Polícia Civil dá dicas de segurança para o fim de ano

Mariana Ohde


Com a chegada do fim do ano, das viagens e compras de Natal, a Polícia Civil do Paraná preparou dicas de segurança para evitar furtos e roubos, os chamados crimes contra o patrimônio.

No caso das compras natalinas, segundo a polícia, é importante exigir a nota fiscal, termo de garantia e atenção à data de validade dos produtos. O alerta vale também para as compras pela internet. “O consumidor tem que verificar se existe uma loja física, para o caso de reclamação ou solução de problema”, explica o delegado-titular da Delegacia de Crimes Contra Economia e Proteção ao Consumidor, Guilherme Rangel.

O delegado acrescenta que, durante os períodos festivos, a circulação de pessoas aumenta nas proximidades das lojas, o que pode propiciar a ação de ladrões. “Deve-se evitar andar falando ou mexendo no aparelho celular e não abrir bolsas no meio da rua. Isso coíbe as ações criminosas”, diz ele. Para não chamar muita atenção com diversas sacolas, também é recomendado dividir as compras em mais de um dia, quando possível.

Segurança das casas

Com as viagens de fim de ano, muitas pessoas deixam suas casas vazias. Segundo a polícia, nesses casos, pequenos cuidados podem prevenir furtos e roubos. É importante, por exemplo, que os proprietários invistam em bons equipamentos de segurança, como câmeras, trancas e cadeados. Para o delegado-titular da Delegacia de Furtos e Roubos de Curitiba, Matheus Laiola, “é bom avisar os vizinhos da sua ausência”. “Em caso de qualquer anormalidade, a pessoa deve comunicar imediatamente a polícia”, orienta.

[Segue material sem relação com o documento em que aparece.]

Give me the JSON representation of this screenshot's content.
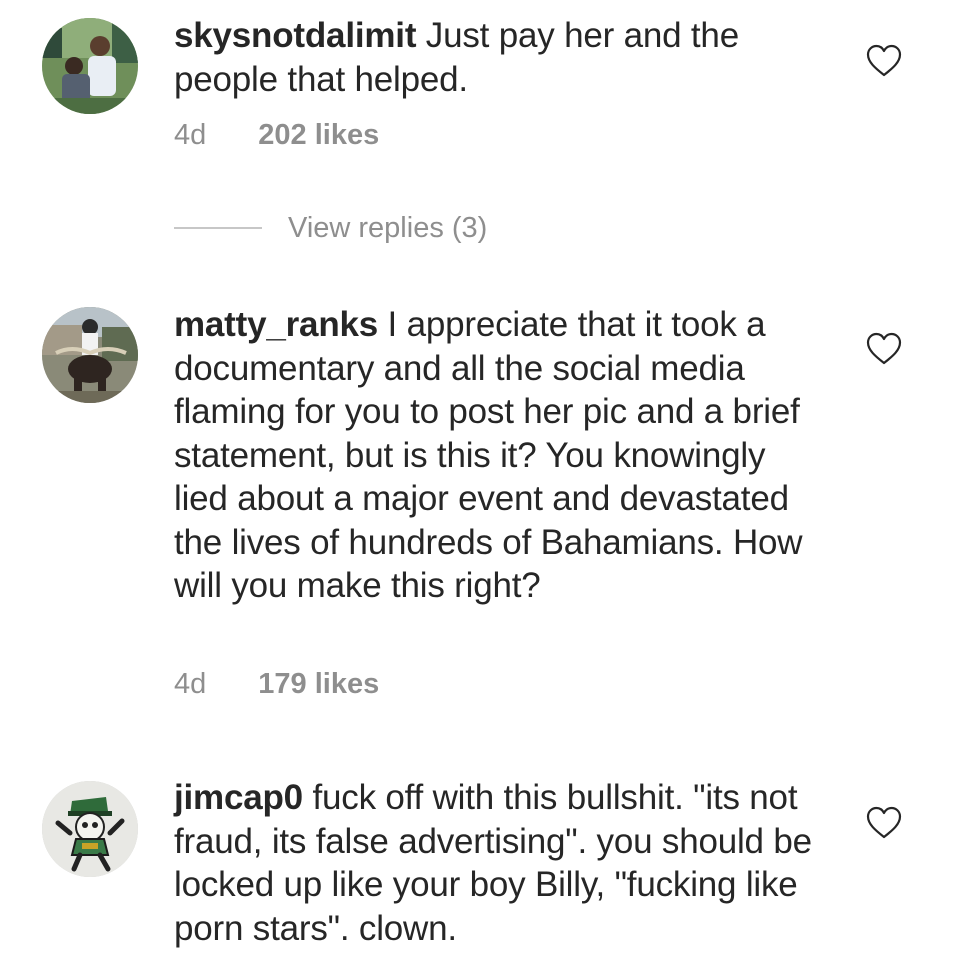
{
  "comments": [
    {
      "username": "skysnotdalimit",
      "text": " Just pay her and the people that helped.",
      "time": "4d",
      "likes": "202 likes",
      "avatar": "couple-photo-avatar",
      "view_replies": "View replies (3)"
    },
    {
      "username": "matty_ranks",
      "text": " I appreciate that it took a documentary and all the social media flaming for you to post her pic and a brief statement, but is this it? You knowingly lied about a major event and devastated the lives of hundreds of Bahamians. How will you make this right?",
      "time": "4d",
      "likes": "179 likes",
      "avatar": "bull-rider-avatar"
    },
    {
      "username": "jimcap0",
      "text": " fuck off with this bullshit. \"its not fraud, its false advertising\". you should be locked up like your boy Billy, \"fucking like porn stars\". clown.",
      "avatar": "leprechaun-skull-avatar"
    }
  ],
  "icons": {
    "like": "heart-outline-icon"
  },
  "colors": {
    "text": "#262626",
    "secondary": "#8e8e8e",
    "divider": "#c7c7c7",
    "background": "#ffffff"
  }
}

Segundo o delegado, os donos das casas devem fazer sua parte. “Embora seja um dever do Estado, o cidadão pode fazer em seu dia a dia pequenas medidas de segurança, dentro de sua limitação, contribuindo para uma melhor segurança pública”, acrescenta Laiola.

Golpes no fim de ano

O estelionato é comum no fim do ano, segundo a polícia. “O estelionatário é uma pessoa que age por meios fraudulentos com o intuito de obter vantagens ilícitas, induzindo alguém ao erro”, diz o delegado-titular da Delegacia de Estelionato de Curitiba, Wallace de Oliveira Brito.

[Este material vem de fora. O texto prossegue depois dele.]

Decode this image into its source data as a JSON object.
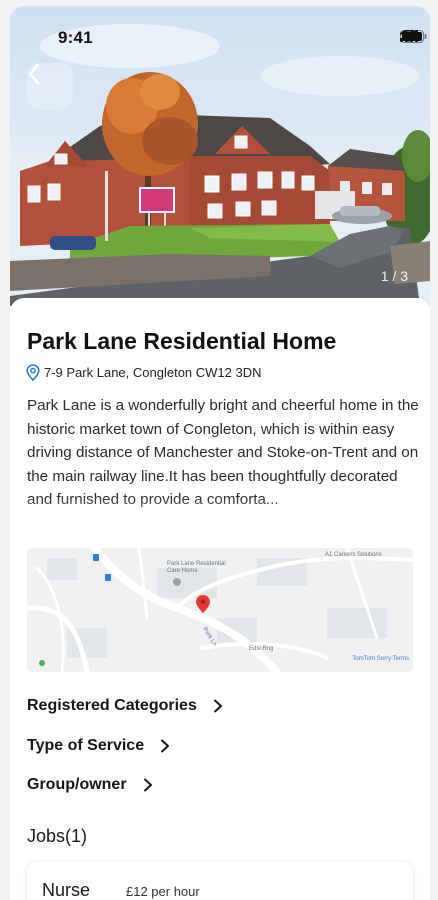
{
  "status_bar": {
    "time": "9:41"
  },
  "hero": {
    "photo_counter": "1 / 3",
    "sign_text": "Park Lane"
  },
  "home": {
    "name": "Park Lane Residential Home",
    "address": "7-9 Park Lane, Congleton CW12 3DN",
    "description": "Park Lane is a wonderfully bright and cheerful home in the historic market town of Congleton, which is within easy driving distance of Manchester and Stoke-on-Trent and on the main railway line.It has been thoughtfully decorated and furnished to provide a comforta..."
  },
  "map": {
    "place_label": "Park Lane Residential Care Home",
    "road_labels": [
      "Park Ln",
      "Edsl Rng"
    ],
    "corner_label": "A1 Careers Solutions",
    "attribution": "TomTom Sorry Terms"
  },
  "links": [
    {
      "label": "Registered Categories"
    },
    {
      "label": "Type of Service"
    },
    {
      "label": "Group/owner"
    }
  ],
  "jobs": {
    "title": "Jobs(1)",
    "items": [
      {
        "title": "Nurse",
        "pay": "£12 per hour"
      }
    ]
  },
  "colors": {
    "accent": "#2a7fd4",
    "pin": "#e53935"
  }
}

“Não há um perfil definido, mas o golpista costuma ficar atento a circunstâncias econômicas e tendências de consumo. Assim, procuram por serviços mais cobiçados do mercado para atrair as vítimas. O estelionatário atua a partir do sonho das pessoas, com a satisfação e necessidade alheia, aproveitando-se disso para aplicar golpes”, explica Brito.

Segundo o delegado, a dica mais eficaz contra essas ações criminosas é desconfiar de ofertas e negócios aparentemente muito vantajosos, principalmente os que não exigem formalidades legais. “Deve-se ser cuidadoso e não repassar dados pessoais e financeiros a qualquer pessoa. “Se a pessoa tiver dúvida ou suspeita de qualquer aquisição de um bem ou serviço é melhor procurar alguém de confiança antes de concluir o negócio”, lembra a autoridade policial. As pessoas lesadas por qualquer tipo de golpe devem se dirigir à unidade policial mais próxima ou na própria Delegacia de Estelionato (DE), para formalização da queixa.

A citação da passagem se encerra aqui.